Not much, according to the bank’s testimony in a case arising out of the Madoff scandal. Highlights from the NYT article:
When asked about how the bank maintained accurate records, Richard T. Cummings Jr., the former bank president, simply replied: “I can’t answer that question.”
What due diligence did the bank do to be sure that customers’ assets existed, and were safe? “I don’t know,” said Mr. Cummings, a 36-year veteran of the banking business with a finance degree from Georgetown….
Some of the most damning evidence may come from the testimony given by Dennis Clark, the bank’s former vice president and manager of custody services. Mr. Clark said that he would at times receive three or four “very thick envelopes” from Madoff stuffed with trade confirmations in a single week.
Mr. Clark, who testified in a video deposition before he died last year, said that he sometimes looked at those confirmations out of “curiosity” as to what Madoff might be buying or selling. Other than that, though, he did not review the documents and would simply “put them in a file cabinet.”
Mr. Clark said he did make an effort to look up stock prices listed on monthly statements for the Madoff accounts to verify how big the “pot” would be. (Fees for the bank were based on assets under management — real or imagined.)
But he added that he never verified prices on the puts and calls. Indeed, he did not even understand how those securities were priced, he said. He verified the stock prices because they were “names I recognized,” like United Technologies.
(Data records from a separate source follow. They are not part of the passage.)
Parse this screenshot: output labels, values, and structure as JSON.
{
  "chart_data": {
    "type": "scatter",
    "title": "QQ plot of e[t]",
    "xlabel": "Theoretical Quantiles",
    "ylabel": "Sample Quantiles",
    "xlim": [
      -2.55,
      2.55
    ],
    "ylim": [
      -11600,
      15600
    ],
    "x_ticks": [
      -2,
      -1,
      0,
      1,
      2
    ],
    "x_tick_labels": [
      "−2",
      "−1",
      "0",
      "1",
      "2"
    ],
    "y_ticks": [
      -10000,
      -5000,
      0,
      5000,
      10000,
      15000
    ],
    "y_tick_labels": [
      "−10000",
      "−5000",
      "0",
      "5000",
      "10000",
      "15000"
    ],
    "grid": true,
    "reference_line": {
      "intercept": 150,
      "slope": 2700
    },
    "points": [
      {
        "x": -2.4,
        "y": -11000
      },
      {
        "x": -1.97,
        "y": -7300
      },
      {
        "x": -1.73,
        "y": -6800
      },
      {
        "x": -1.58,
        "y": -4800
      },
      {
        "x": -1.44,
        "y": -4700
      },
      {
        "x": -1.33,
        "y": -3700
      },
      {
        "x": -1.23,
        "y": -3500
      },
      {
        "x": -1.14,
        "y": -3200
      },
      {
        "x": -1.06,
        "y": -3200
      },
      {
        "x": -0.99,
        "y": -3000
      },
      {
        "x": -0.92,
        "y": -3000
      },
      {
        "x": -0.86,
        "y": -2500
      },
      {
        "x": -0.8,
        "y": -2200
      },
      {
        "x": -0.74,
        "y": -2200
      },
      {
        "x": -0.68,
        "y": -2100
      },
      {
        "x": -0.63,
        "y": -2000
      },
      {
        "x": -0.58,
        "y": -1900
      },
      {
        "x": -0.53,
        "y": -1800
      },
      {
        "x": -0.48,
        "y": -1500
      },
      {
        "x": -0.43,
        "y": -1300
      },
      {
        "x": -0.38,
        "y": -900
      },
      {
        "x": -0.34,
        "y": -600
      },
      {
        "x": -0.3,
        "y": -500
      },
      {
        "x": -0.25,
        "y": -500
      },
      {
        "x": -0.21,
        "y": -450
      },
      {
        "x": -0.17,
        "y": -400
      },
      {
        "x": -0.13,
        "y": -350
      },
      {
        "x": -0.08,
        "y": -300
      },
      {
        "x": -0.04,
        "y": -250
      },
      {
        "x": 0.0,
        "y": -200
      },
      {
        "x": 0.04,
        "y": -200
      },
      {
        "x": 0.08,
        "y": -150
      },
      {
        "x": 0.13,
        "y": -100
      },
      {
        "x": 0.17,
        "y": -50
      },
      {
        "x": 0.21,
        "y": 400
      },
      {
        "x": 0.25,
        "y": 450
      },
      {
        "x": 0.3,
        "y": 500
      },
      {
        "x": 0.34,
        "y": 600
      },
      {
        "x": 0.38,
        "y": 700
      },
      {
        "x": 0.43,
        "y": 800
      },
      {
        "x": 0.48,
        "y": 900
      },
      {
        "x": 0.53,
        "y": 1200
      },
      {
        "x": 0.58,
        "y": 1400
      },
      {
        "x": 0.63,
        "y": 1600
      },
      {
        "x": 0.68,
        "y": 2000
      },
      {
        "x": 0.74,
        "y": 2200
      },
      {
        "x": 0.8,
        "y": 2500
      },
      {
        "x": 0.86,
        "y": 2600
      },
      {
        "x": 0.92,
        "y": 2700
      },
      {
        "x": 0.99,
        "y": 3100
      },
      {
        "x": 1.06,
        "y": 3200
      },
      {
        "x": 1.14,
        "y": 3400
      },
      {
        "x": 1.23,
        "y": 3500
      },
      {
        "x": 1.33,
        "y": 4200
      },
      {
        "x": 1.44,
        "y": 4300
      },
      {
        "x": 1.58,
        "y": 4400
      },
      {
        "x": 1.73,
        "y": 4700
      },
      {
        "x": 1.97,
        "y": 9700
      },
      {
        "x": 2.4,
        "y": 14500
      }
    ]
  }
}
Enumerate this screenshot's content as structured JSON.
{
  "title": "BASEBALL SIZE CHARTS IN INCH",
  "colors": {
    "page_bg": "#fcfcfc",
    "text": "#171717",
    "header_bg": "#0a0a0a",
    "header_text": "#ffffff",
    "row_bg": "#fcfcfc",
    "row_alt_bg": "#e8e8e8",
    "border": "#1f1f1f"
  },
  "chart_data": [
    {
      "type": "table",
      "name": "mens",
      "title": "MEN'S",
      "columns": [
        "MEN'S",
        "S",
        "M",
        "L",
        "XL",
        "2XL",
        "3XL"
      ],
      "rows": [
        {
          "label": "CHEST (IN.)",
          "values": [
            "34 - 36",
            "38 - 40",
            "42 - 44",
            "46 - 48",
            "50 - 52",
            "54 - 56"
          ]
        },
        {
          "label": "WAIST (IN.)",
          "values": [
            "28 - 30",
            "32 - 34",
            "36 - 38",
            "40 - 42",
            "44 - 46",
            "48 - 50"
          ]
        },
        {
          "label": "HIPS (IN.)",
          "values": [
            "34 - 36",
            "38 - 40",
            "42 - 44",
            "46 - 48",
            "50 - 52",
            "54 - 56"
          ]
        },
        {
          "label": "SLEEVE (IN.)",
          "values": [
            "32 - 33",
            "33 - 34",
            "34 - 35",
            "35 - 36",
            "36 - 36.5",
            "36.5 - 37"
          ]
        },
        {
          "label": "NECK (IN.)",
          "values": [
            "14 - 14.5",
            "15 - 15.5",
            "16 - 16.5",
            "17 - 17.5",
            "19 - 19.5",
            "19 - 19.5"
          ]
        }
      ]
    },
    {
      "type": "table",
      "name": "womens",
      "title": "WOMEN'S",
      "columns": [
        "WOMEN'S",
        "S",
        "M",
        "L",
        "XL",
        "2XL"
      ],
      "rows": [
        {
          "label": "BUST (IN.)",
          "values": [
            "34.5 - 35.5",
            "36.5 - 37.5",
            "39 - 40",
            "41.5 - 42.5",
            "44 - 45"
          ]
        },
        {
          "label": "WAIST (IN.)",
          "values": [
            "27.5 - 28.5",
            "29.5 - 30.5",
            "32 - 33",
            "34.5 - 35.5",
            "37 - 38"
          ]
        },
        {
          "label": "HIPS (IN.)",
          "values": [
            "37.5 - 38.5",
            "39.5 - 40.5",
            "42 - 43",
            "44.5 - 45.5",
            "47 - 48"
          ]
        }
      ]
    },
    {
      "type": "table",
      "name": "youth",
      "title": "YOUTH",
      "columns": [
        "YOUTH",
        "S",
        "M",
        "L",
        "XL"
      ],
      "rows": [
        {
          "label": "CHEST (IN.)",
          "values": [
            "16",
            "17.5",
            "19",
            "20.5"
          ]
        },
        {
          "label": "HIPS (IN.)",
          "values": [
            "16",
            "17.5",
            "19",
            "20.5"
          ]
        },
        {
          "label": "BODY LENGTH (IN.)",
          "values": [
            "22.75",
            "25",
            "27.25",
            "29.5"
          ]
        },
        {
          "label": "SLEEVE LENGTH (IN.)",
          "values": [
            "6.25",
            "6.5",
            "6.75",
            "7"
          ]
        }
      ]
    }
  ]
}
Italics and underlining added. The important job for the bank was to make sure they got their custodial fees – for what? They didn’t hold the assets. They didn’t provide financial advice (see article for details on that). They didn’t verify anything.
The bank’s excuse for failing to be a true fiduciary seems to be that it was small, and what can you expect from a small bank? But if they were too small to offer that service, they need not have offered it (or could have offered it through another financial service, much as many small brokerages had Donaldson, Lufkin and Jenrette handle all their backroom operations). They weren’t too small to collect their fees.
What does a custodian usually do?
Courtesy of NYTimes commenter Jonathan, I have this description:
This does not make a heck of a lot of sense.
Normally, a bank custodian is in charge of the securities that the customer owns directly, providing securities safekeeping and dividend collection service. The secretary of each company has the shares registered to the real owner, and sends the dividends to the bank where the owner has parked the shares.
Now the customers of the astute Mr. Madoff did not own securities directly. The securities they alleged held were held in street name at Madoff's brokerage, which did its own clearing. That was clearly necessary if Madoff was to trade the securities freely.
So what did this bank really have custody of? Nothing. They just provided a bookkeeping and check forwarding service, the same as a hired accountant would.